The Wool Witch, a fellow CSA member, will be hosting a table at this week’s Tuesday and next week’s Saturday pickups. She will offer a mix of homemade soaps, tinctures, essential oil rollers and wool/alpaca rugs as well as local Eric Kent wine at 50% off! Come get your gifts, some made with herbs from our garden, or treat yourself!
Hawks Feather Olive Oil will be back this week for both Saturday and Tuesday pickups in case you haven’t had a chance to try their delicious local olive oil.
FARMER’S LOG
HARBOR
It was a bittersweet harvest morning today — the last Friday harvest morning of our 2022 harvest season. This Tuesday’s harvest pick-up will be the last of our 2022 CSA harvest season.
If each harvest season is like a voyage — with us farmers & CSA members together on a grand harvesting adventure — we have reached our harbor now.
But what an adventure we had!
We outfitted an entirely new ship this year, with an entirely new crew, and we tested our mettle in uncharted waters. We weathered storms. We battled pirates (mostly deer). There were days when the world was our oyster and there were days when we were caught between the devil and the deep blue sea. But in the end, it was a bounteous voyage.
It was a year of abundant umbellifers and strawberries (once we got rid of the pirates); of radiant flowers and sweet winter squash. Our catch of potatoes would make Forrest Gump and Bubba jealous. In the end we fed over 300 adults and 140 Sonoma County kiddos with regenerative, soil building practices.
All thanks to you, dear members.
You see, the community supported agriculture that we practice here, that we ask you to practice here, is not a gimmick or a fad. It is not a clever way to sell farm produce ahead of time.

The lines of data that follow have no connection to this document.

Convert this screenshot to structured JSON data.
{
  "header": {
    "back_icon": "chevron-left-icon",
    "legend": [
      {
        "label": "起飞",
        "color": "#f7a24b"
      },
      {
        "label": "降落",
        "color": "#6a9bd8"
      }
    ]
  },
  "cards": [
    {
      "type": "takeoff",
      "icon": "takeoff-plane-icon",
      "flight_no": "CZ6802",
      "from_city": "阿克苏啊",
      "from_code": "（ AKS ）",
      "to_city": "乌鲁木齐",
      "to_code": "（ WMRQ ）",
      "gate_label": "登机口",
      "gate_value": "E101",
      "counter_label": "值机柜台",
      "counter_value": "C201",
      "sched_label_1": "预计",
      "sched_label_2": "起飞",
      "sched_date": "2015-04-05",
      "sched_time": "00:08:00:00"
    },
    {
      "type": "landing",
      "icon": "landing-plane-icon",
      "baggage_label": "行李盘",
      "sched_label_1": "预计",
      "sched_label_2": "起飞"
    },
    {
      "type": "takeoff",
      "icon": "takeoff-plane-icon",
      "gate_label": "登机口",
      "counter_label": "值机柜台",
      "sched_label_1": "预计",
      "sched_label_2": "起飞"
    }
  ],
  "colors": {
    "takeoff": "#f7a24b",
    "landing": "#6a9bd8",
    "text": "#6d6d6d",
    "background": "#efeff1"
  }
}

It is a direct relationship between a human community and the land and the farmers that feed it. We are one crew on this voyage. And that bond allows us to farm well; to farm intentionally; to farm for the future.
Each Spring, human beings all over the world set out on adventures of gathering and growing food. When farmers kick off on their yearly voyage, they know not what awaits them; whether their nets will come up empty; if they’ll make it back to shore. Farming is risky. As the climate changes, these voyages are only going to get more precarious.
Vanishingly few farmers have a community with them on their voyages like we do.
So as we close out this Farmer’s Log on 2022, let it be known that any and all the abundance we enjoyed this year was because of your commitment, and our commitment to each other, to take care of each other and the land. There is no safer harbor than that.
And now for our customary parting words…
If, in the dark season ahead, you feel pent up, like you need to get out of the house and stretch your legs, come visit the farm and stand still for a moment in a field.
There you will find silence, broken only by the screech of a hawk or the singing of the blackbirds. A coolness will emanate up from the wet soil, chilling your knees. Before you will lay the sleeping farm, the soft contours of the land draped in a blanket of green.
But listen closely...
For within that slumber next season churns. The cover crop stretches its living roots deep into the soil where subterranean creatures break down this year's roots and residue, processing them — like so many memories — into the raw materials that will make up next year’s stories, next year’s voyage, next year's bounty.
Listen closely and you’ll hear the land dreaming.